Tuesday, January 20, 2009

On Morality

(Editors Note: I am in the process of writing a trial sermon on anti-racism, for no purpose other than some disappointment over the anti-racism sermon at FUUNO last Sunday. In the meantime, I have this piece, which was a response to a friend asking on Facebook how one would define morality. He asked us to define it in the context of a lecture, but one that did not exceed 500 words. I did this, and realized that Facebook is not the appropriate place for such at-length musings, but my blog is. So, here you go. 500 words on morality.)

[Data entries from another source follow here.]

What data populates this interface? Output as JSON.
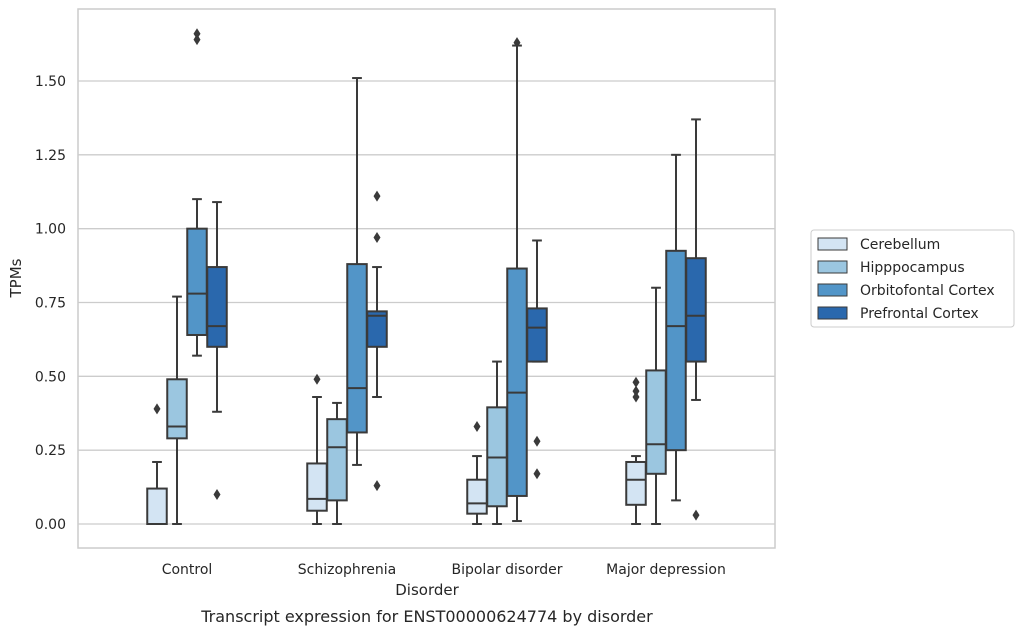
{
  "chart_data": {
    "type": "box",
    "caption": "Transcript expression for ENST00000624774 by disorder",
    "xlabel": "Disorder",
    "ylabel": "TPMs",
    "ylim": [
      -0.08,
      1.75
    ],
    "yticks": [
      0.0,
      0.25,
      0.5,
      0.75,
      1.0,
      1.25,
      1.5
    ],
    "ytick_labels": [
      "0.00",
      "0.25",
      "0.50",
      "0.75",
      "1.00",
      "1.25",
      "1.50"
    ],
    "grid": "horizontal",
    "legend_position": "right",
    "categories": [
      "Control",
      "Schizophrenia",
      "Bipolar disorder",
      "Major depression"
    ],
    "series": [
      {
        "name": "Cerebellum",
        "color": "#d3e4f3",
        "boxes": [
          {
            "whislo": 0.0,
            "q1": 0.0,
            "med": 0.0,
            "q3": 0.12,
            "whishi": 0.21,
            "fliers": [
              0.39
            ]
          },
          {
            "whislo": 0.0,
            "q1": 0.045,
            "med": 0.085,
            "q3": 0.205,
            "whishi": 0.43,
            "fliers": [
              0.49
            ]
          },
          {
            "whislo": 0.0,
            "q1": 0.035,
            "med": 0.07,
            "q3": 0.15,
            "whishi": 0.23,
            "fliers": [
              0.33
            ]
          },
          {
            "whislo": 0.0,
            "q1": 0.065,
            "med": 0.15,
            "q3": 0.21,
            "whishi": 0.23,
            "fliers": [
              0.43,
              0.45,
              0.48
            ]
          }
        ]
      },
      {
        "name": "Hipppocampus",
        "color": "#9bc6e0",
        "boxes": [
          {
            "whislo": 0.0,
            "q1": 0.29,
            "med": 0.33,
            "q3": 0.49,
            "whishi": 0.77,
            "fliers": []
          },
          {
            "whislo": 0.0,
            "q1": 0.08,
            "med": 0.26,
            "q3": 0.355,
            "whishi": 0.41,
            "fliers": []
          },
          {
            "whislo": 0.0,
            "q1": 0.06,
            "med": 0.225,
            "q3": 0.395,
            "whishi": 0.55,
            "fliers": []
          },
          {
            "whislo": 0.0,
            "q1": 0.17,
            "med": 0.27,
            "q3": 0.52,
            "whishi": 0.8,
            "fliers": []
          }
        ]
      },
      {
        "name": "Orbitofontal Cortex",
        "color": "#5295c8",
        "boxes": [
          {
            "whislo": 0.57,
            "q1": 0.64,
            "med": 0.78,
            "q3": 1.0,
            "whishi": 1.1,
            "fliers": [
              1.64,
              1.66
            ]
          },
          {
            "whislo": 0.2,
            "q1": 0.31,
            "med": 0.46,
            "q3": 0.88,
            "whishi": 1.51,
            "fliers": []
          },
          {
            "whislo": 0.01,
            "q1": 0.095,
            "med": 0.445,
            "q3": 0.865,
            "whishi": 1.62,
            "fliers": [
              1.63
            ]
          },
          {
            "whislo": 0.08,
            "q1": 0.25,
            "med": 0.67,
            "q3": 0.925,
            "whishi": 1.25,
            "fliers": []
          }
        ]
      },
      {
        "name": "Prefrontal Cortex",
        "color": "#2a68ad",
        "boxes": [
          {
            "whislo": 0.38,
            "q1": 0.6,
            "med": 0.67,
            "q3": 0.87,
            "whishi": 1.09,
            "fliers": [
              0.1
            ]
          },
          {
            "whislo": 0.43,
            "q1": 0.6,
            "med": 0.705,
            "q3": 0.72,
            "whishi": 0.87,
            "fliers": [
              1.11,
              0.97,
              0.13
            ]
          },
          {
            "whislo": 0.55,
            "q1": 0.55,
            "med": 0.665,
            "q3": 0.73,
            "whishi": 0.96,
            "fliers": [
              0.28,
              0.17
            ]
          },
          {
            "whislo": 0.42,
            "q1": 0.55,
            "med": 0.705,
            "q3": 0.9,
            "whishi": 1.37,
            "fliers": [
              0.03
            ]
          }
        ]
      }
    ]
  }
}
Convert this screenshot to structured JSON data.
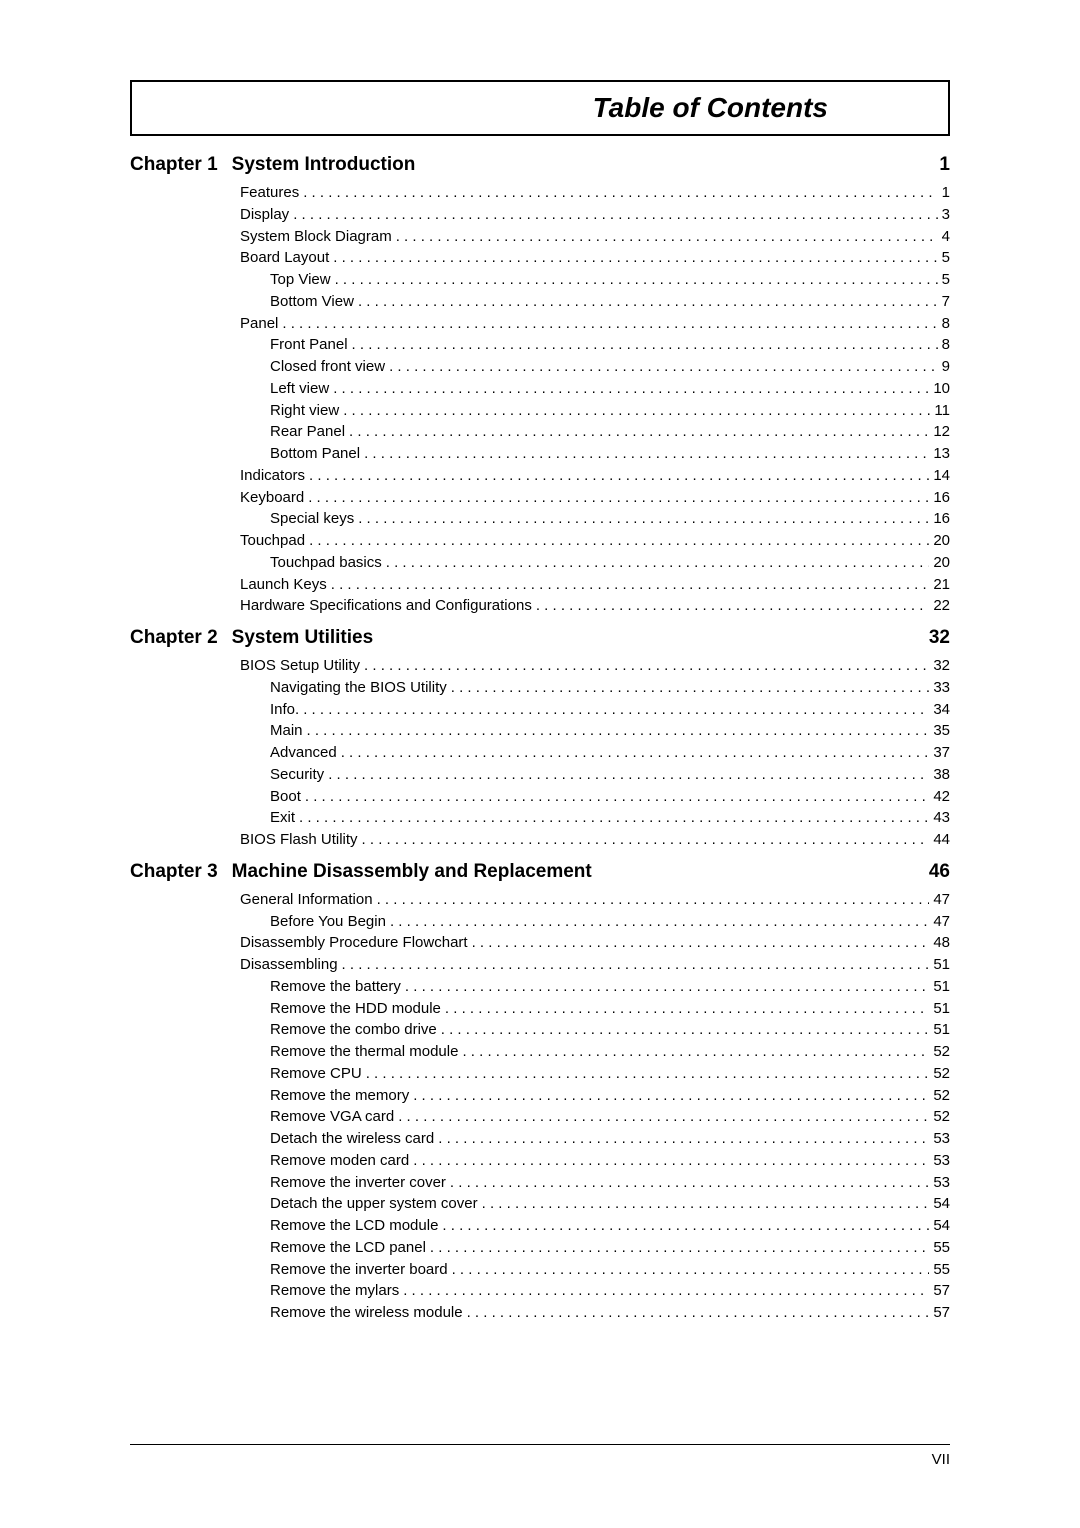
{
  "title": "Table of Contents",
  "page_number": "VII",
  "colors": {
    "text": "#000000",
    "background": "#ffffff",
    "rule": "#000000"
  },
  "typography": {
    "title_fontsize": 28,
    "title_weight": "bold",
    "title_style": "italic",
    "chapter_fontsize": 19,
    "chapter_weight": "bold",
    "entry_fontsize": 15
  },
  "chapters": [
    {
      "label": "Chapter 1",
      "title": "System Introduction",
      "page": "1",
      "entries": [
        {
          "level": 0,
          "label": "Features",
          "page": "1"
        },
        {
          "level": 0,
          "label": "Display",
          "page": "3"
        },
        {
          "level": 0,
          "label": "System Block Diagram",
          "page": "4"
        },
        {
          "level": 0,
          "label": "Board Layout",
          "page": "5"
        },
        {
          "level": 1,
          "label": "Top View",
          "page": "5"
        },
        {
          "level": 1,
          "label": "Bottom View",
          "page": "7"
        },
        {
          "level": 0,
          "label": "Panel",
          "page": "8"
        },
        {
          "level": 1,
          "label": "Front Panel",
          "page": "8"
        },
        {
          "level": 1,
          "label": "Closed front view",
          "page": "9"
        },
        {
          "level": 1,
          "label": "Left view",
          "page": "10"
        },
        {
          "level": 1,
          "label": "Right view",
          "page": "11"
        },
        {
          "level": 1,
          "label": "Rear Panel",
          "page": "12"
        },
        {
          "level": 1,
          "label": "Bottom Panel",
          "page": "13"
        },
        {
          "level": 0,
          "label": "Indicators",
          "page": "14"
        },
        {
          "level": 0,
          "label": "Keyboard",
          "page": "16"
        },
        {
          "level": 1,
          "label": "Special keys",
          "page": "16"
        },
        {
          "level": 0,
          "label": "Touchpad",
          "page": "20"
        },
        {
          "level": 1,
          "label": "Touchpad basics",
          "page": "20"
        },
        {
          "level": 0,
          "label": "Launch Keys",
          "page": "21"
        },
        {
          "level": 0,
          "label": "Hardware Specifications and Configurations",
          "page": "22"
        }
      ]
    },
    {
      "label": "Chapter 2",
      "title": "System Utilities",
      "page": "32",
      "entries": [
        {
          "level": 0,
          "label": "BIOS Setup Utility",
          "page": "32"
        },
        {
          "level": 1,
          "label": "Navigating the BIOS Utility",
          "page": "33"
        },
        {
          "level": 1,
          "label": "Info.",
          "page": "34"
        },
        {
          "level": 1,
          "label": "Main",
          "page": "35"
        },
        {
          "level": 1,
          "label": "Advanced",
          "page": "37"
        },
        {
          "level": 1,
          "label": "Security",
          "page": "38"
        },
        {
          "level": 1,
          "label": "Boot",
          "page": "42"
        },
        {
          "level": 1,
          "label": "Exit",
          "page": "43"
        },
        {
          "level": 0,
          "label": "BIOS Flash Utility",
          "page": "44"
        }
      ]
    },
    {
      "label": "Chapter 3",
      "title": "Machine Disassembly and Replacement",
      "page": "46",
      "entries": [
        {
          "level": 0,
          "label": "General Information",
          "page": "47"
        },
        {
          "level": 1,
          "label": "Before You Begin",
          "page": "47"
        },
        {
          "level": 0,
          "label": "Disassembly Procedure Flowchart",
          "page": "48"
        },
        {
          "level": 0,
          "label": "Disassembling",
          "page": "51"
        },
        {
          "level": 1,
          "label": "Remove the battery",
          "page": "51"
        },
        {
          "level": 1,
          "label": "Remove the HDD module",
          "page": "51"
        },
        {
          "level": 1,
          "label": "Remove the combo drive",
          "page": "51"
        },
        {
          "level": 1,
          "label": "Remove the thermal module",
          "page": "52"
        },
        {
          "level": 1,
          "label": "Remove CPU",
          "page": "52"
        },
        {
          "level": 1,
          "label": "Remove the memory",
          "page": "52"
        },
        {
          "level": 1,
          "label": "Remove VGA card",
          "page": "52"
        },
        {
          "level": 1,
          "label": "Detach the wireless card",
          "page": "53"
        },
        {
          "level": 1,
          "label": "Remove moden card",
          "page": "53"
        },
        {
          "level": 1,
          "label": "Remove the inverter cover",
          "page": "53"
        },
        {
          "level": 1,
          "label": "Detach the upper system cover",
          "page": "54"
        },
        {
          "level": 1,
          "label": "Remove the LCD module",
          "page": "54"
        },
        {
          "level": 1,
          "label": "Remove the LCD panel",
          "page": "55"
        },
        {
          "level": 1,
          "label": "Remove the inverter board",
          "page": "55"
        },
        {
          "level": 1,
          "label": "Remove the mylars",
          "page": "57"
        },
        {
          "level": 1,
          "label": "Remove the wireless module",
          "page": "57"
        }
      ]
    }
  ]
}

Morality is one of those wonderfully vague concepts, nestled somewhere between honor and ethics, under the category of justice and in the general area of human interactions. I'm tempted to quote Confucius, about how everything flows from everything being in proper order and circumstance, but morality isn't a fixed set or rigid code to be applied in all situations. It isn't really rigid in execution - this is not channeling Machiavelli so much as it is acknowledging that, in the whole of human experience, internal principles matter only so long as they can be consistently applied to varying circumstances. Coming from a religious tradition where reason predominates, dogma is shunned, and the genuinely unanswerable is acknowledged as such, morality seems to me to be the exact point at which justice, personal philosophy, and social norms collide. Morality varies from person to person, moreso from culture to culture, and yet it circles around a platonic absolute.

What is that absolute? Far as I can tell, it is the way to interact with an other, and with any other, and with every other, that is not just straightforward but honors notions of inherent dignity and respect. Of course, we have as always the bugbears of outliers to confound everything - how does on respect the inherent dignity of, say, a child molester? The reply that seems most appropriate, that is the easiest best fit, is that one acts with ones inherent dignity, using the capacity as not-a-child-molester to figure out justice for that individual who has broken rules of both society and morality. And yet, that perspective, acting civilized in the face of acts deemed barbaric, is not enough - too much of that is defaulting to an ingroup/outgroup, and us/them, an acceptable/other perspective. That ignores the relational aspects of this - it is Balder being the god of justice, but largely ignored because he has only kindness and no judgment. And this cannot be the reaction of a vigilante - Rorschach, for all his power as a punisher of wrongdoing, has no capacity to act as a righter of wrongs. In this situation, as in every situation, to act with morality is to acknowledge the harm done, and to work towards a future where such harm is not done again. To not just rehabilitate the individual, but to better engineer the structure of the individuals environment, of the environment of all individuals, so that one can move as quickly as humanly possible to rectify a situation while still respecting the rights of all innocents.

I've been talking a lot about justice. It is what I deem the most important constituent part of morality, but it is far from alone. Justice in isolation is how a society regulates it's internal functioning - morality is how individuals within society function together in a manner that respects justice. More importantly, it is the way that individuals interact with one another without the need for society to do any more than be composed of individuals.